On July 15, a faction within the Turkish armed forces staged a coup against Turkish state institutions, attempting to take over areas of Ankara, Istanbul and elsewhere. Over 300 people were killed and more than 2,100 injured before the attempt was stifled by forces loyal to Turkish President Recep Tayyip Erdogan and his government.

Since the attempted coup, Erdogan has purged government institutions of individuals he views as disloyal, including over 3,700 ranking military officers, according to Turkish Defense Minister Fikri Isik.

This removal of key military officials could have implications for Turkey’s relationship with the United States and other Western allies, said Aaron Stein, a senior fellow at the Atlantic Council’s Rafik Hariri Center for the Middle East.

Tensions could rise between pro-NATO and anti-NATO Turkish government officials, he said. “Things will get prickly between the two sides, which will mirror the overarching diplomatic problems that are taking place.”

Policies that were under discussion up until the fallout have been “completely upset,” Stein said.

This includes areas where the two countries could cooperate regarding the Syrian civil war, especially related to the Syrian Kurds, who are allied with the United States.

Military procurement is also expected to take a hit, Stein said.

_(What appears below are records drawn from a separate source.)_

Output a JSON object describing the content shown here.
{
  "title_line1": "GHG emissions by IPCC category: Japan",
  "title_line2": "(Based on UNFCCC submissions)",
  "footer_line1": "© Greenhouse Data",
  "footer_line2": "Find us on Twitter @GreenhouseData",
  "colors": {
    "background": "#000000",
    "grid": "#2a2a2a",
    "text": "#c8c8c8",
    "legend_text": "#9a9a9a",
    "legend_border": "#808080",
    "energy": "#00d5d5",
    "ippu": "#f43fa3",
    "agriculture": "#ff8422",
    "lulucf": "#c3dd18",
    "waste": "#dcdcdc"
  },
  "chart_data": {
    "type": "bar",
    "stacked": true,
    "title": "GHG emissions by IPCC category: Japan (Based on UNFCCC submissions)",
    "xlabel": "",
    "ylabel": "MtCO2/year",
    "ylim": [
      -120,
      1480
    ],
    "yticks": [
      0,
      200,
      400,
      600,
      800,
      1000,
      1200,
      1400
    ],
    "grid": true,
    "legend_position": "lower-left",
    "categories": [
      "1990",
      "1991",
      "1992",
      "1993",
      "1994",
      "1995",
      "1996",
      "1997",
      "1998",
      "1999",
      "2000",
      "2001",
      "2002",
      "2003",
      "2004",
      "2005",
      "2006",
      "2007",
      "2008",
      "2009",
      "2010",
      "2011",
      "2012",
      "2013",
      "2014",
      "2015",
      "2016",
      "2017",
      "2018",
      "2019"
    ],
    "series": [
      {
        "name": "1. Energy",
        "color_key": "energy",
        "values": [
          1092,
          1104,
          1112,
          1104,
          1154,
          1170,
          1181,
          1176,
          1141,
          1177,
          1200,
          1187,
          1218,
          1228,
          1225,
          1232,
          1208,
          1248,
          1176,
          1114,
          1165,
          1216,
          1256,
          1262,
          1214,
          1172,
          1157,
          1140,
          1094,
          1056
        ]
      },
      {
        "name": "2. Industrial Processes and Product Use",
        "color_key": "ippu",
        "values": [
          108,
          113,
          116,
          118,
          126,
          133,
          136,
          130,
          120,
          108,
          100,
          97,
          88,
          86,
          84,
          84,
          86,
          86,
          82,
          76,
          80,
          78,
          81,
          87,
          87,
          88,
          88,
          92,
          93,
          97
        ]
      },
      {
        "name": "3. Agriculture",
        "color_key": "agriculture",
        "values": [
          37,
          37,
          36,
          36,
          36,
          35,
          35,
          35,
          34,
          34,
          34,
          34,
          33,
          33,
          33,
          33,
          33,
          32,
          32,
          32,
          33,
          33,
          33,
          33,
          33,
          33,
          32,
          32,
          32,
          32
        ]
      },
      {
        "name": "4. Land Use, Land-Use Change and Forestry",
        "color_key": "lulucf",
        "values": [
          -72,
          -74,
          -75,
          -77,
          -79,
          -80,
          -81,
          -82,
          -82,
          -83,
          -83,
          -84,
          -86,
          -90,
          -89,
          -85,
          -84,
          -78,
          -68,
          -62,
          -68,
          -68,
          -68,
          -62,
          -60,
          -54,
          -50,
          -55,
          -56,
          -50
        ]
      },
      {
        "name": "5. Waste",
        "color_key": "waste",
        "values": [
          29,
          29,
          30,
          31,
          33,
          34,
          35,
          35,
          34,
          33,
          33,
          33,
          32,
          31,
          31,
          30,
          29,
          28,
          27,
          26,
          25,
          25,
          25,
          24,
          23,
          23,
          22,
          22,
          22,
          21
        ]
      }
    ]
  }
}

The naval and helicopter market areas are vulnerable. “The prime minister has to make the final approval of big-ticket purchases, [but he] is now stuck doing other things,” he said.

U.S. defense contractors were gearing up to compete for Turkey’s plan to build new frigates. Additionally, Sikorsky had efforts in place to build the S-70 medium transport/utility helicopter in Turkey, Stein said.

“These are big-ticket items that all of a sudden have a toxic political environment in Turkey,” he said. Plans for the country to purchase the F-35 Lightning II joint strike fighter appear unaffected by the coup changes, Stein said.

The coup will not interrupt the United States’ efforts to combat the Islamic State, he said.